C’è un dato interessante che riguarda l’affluenza al voto e che, dal 1946 ad oggi, ha messo in luce una progressiva disaffezione degli italiani alle urne, e delle donne in particolare.
Se fino al 1976 la partecipazione alle elezioni non è mai scesa al di sotto del 92%, a partire dal 1976 ha cominciato a calare: nel 1979 le donne che non vanno a votare sono il 9,9%, gli uomini l’8,8%. Nel 2001 l’astensionismo femminile raggiunge il 19,8%, quello maschile il 17,2%. Alle politiche del 2006 non vota il 17,2% delle donne e il 14% degli uomini, con differenze sempre più marcate in base all’età: fra gli over 75, le donne che non si recano alle urne sono circa il doppio degli uomini.
Oggi, nel 2020, le donne in Italia occupano ancora solo un terzo delle cariche politiche nazionali, nonostante rappresentino oltre la metà della popolazione. I primi tentativi di aumentare la partecipazione politica al femminile sono stati implementati nel 1993, con l’introduzione delle quote di genere nelle elezioni locali e nazionali. Nel 2003 si arriva anche a una legge costituzionale che esplicita il dovere di promuovere, con appositi provvedimenti, le pari opportunità tra donne e uomini, riconoscendo ostacoli sociali e strutturali che impediscono un accesso alle cariche politiche indipendentemente dal genere.
In politica: le donne sono ancora un terzo
Nel 1994 la rappresentanza politica femminile era del 13%. Oggi si è passati ad un 36%, ma le donne italiane occupano ancora un terzo delle cariche politiche nazionali, malgrado rappresentino più della metà della popolazione.
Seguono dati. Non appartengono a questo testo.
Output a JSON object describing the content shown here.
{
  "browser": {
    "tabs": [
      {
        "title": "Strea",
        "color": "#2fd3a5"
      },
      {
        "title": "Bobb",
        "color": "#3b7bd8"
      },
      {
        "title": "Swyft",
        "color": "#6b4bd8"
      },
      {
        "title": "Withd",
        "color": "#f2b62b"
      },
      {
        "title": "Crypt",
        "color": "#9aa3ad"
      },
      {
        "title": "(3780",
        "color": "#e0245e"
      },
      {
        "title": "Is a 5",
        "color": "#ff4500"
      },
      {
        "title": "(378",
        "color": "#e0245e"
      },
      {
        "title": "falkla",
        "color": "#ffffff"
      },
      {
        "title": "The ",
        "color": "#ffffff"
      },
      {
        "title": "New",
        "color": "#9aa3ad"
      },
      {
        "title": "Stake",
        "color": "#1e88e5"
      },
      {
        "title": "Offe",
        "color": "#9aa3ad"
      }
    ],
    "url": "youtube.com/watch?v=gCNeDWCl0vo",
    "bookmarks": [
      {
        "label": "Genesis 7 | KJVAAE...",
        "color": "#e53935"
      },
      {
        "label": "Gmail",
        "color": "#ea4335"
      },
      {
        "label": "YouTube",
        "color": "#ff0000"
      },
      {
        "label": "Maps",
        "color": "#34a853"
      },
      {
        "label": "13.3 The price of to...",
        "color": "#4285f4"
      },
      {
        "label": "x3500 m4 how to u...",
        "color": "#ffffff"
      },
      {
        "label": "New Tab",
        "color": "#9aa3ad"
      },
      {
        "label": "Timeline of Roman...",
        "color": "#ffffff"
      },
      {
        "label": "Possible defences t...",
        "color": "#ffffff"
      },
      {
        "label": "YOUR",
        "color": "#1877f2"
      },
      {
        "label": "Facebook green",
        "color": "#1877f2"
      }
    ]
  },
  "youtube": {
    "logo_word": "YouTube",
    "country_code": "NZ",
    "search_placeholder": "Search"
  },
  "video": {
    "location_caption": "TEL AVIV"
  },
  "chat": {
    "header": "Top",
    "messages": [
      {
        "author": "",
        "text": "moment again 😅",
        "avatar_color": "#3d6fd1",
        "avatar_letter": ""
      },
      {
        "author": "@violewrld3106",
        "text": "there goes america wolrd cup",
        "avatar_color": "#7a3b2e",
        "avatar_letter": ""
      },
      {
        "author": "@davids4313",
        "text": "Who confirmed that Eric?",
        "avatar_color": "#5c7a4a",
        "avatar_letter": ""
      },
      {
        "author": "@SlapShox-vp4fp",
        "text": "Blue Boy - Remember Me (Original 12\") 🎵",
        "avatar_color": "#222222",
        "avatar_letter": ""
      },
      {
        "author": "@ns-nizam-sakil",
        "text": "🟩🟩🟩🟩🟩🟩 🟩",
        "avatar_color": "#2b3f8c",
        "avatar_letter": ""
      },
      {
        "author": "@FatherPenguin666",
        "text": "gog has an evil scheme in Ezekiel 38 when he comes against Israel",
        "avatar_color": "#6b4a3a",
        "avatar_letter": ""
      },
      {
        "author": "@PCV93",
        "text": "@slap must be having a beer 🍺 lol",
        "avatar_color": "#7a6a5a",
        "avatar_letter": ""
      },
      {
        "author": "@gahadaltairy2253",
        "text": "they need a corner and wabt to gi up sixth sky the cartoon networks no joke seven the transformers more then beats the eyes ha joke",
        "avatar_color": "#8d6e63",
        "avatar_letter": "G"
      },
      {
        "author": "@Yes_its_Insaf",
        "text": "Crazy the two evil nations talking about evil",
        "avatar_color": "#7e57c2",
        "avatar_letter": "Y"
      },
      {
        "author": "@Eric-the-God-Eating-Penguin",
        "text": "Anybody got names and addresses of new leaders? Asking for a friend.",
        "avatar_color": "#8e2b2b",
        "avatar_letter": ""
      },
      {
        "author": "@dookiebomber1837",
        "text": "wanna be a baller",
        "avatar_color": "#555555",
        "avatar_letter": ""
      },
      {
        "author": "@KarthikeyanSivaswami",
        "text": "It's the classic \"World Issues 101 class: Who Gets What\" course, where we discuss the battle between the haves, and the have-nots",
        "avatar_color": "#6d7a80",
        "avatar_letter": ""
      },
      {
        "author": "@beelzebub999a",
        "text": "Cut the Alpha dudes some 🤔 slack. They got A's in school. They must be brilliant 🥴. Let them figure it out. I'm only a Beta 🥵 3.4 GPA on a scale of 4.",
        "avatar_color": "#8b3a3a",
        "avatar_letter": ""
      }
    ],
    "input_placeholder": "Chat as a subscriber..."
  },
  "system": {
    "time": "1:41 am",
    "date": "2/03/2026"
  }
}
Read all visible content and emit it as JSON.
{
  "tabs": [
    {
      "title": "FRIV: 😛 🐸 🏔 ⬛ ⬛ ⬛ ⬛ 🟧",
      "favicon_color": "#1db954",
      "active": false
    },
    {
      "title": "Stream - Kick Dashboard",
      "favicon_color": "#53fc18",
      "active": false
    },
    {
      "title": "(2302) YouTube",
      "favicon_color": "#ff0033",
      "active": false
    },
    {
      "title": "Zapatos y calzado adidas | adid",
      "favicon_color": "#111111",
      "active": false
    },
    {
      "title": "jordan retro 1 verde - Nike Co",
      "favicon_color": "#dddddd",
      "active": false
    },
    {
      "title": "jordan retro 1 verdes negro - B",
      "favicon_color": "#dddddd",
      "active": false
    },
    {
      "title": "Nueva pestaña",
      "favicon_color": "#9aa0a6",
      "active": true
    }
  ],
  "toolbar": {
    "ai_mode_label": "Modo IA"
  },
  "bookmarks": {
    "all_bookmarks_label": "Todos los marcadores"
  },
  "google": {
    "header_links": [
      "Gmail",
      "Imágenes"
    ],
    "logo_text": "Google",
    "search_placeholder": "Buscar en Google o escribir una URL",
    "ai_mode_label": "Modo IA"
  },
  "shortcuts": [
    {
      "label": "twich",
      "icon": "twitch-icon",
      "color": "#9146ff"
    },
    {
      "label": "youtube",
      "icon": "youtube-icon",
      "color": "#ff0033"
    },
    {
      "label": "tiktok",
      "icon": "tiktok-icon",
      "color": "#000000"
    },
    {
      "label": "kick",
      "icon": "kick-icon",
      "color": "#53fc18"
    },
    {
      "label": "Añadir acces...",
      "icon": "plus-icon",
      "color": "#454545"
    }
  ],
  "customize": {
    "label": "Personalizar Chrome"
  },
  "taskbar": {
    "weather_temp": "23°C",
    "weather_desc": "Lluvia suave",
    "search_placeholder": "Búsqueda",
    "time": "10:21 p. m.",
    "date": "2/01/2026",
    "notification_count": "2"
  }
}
Se è vero che la rappresentanza femminile è aumentata, basti pensare che era del 13% nel 1994 e oggi è passata al 36%, è altrettanto evidente che l’assegnazione di una carica alla presidenza di Camera e Senato o alla guida di un Ministero restano ancora un’eccezione, in un panorama che resta appannaggio maschile, senza sostanziali variazioni negli ultimi 25 anni. Senza contare che in Italia non abbiamo mai avuto una donna alla Presidenza del Consiglio, come invece è accaduto in Belgio, Danimarca, Finlandia e Germania.
Alte cariche: una strada tutta in salita
L’assegnazione di una carica alla presidenza di Camera e Senato o alla guida di un Ministero sono per una donna ancora un’eccezione, in un panorama che resta appannaggio maschile.
Nelle istituzioni locali la situazione è leggermente migliore, e l’inclusione delle donne è aumentata nettamente, passando dal 6,5% delle amministratrici nel 1989 al 33% di oggi.
Secondo un recente sondaggio Emg, realizzato fra il 28 febbraio e il 4 marzo dell’anno in corso su un campione di mille persone, il rapporto con la politica per le donne si rivela molto difficile: otto su dieci sono le giovani che hanno dichiarato di sentirsi penalizzate per l’impegno politico, a causa degli atteggiamenti maschilisti e discriminatori che hanno ritrovato anche all’interno dei partiti.
Non solo, dunque, il problema di coniugare impegni familiari e vita pubblica, ma una difficoltà ad essere parte di mondi ancora oggi, nel 2020, considerati da tanti appannaggio degli uomini.
L’emergenza Covid ha confermato la tendenza alla mancata parità di genere: secondo i dati raccolti da Openpolis, nei ruoli della catena di comando sia locale sia nazionale le donne sono solo il 20%, e negli incarichi chiave di Protezione Civile e Ministero della Salute la presenza femminile scompare completamente. Insomma, la strada è ancora lunga, seppure leggermente in discesa.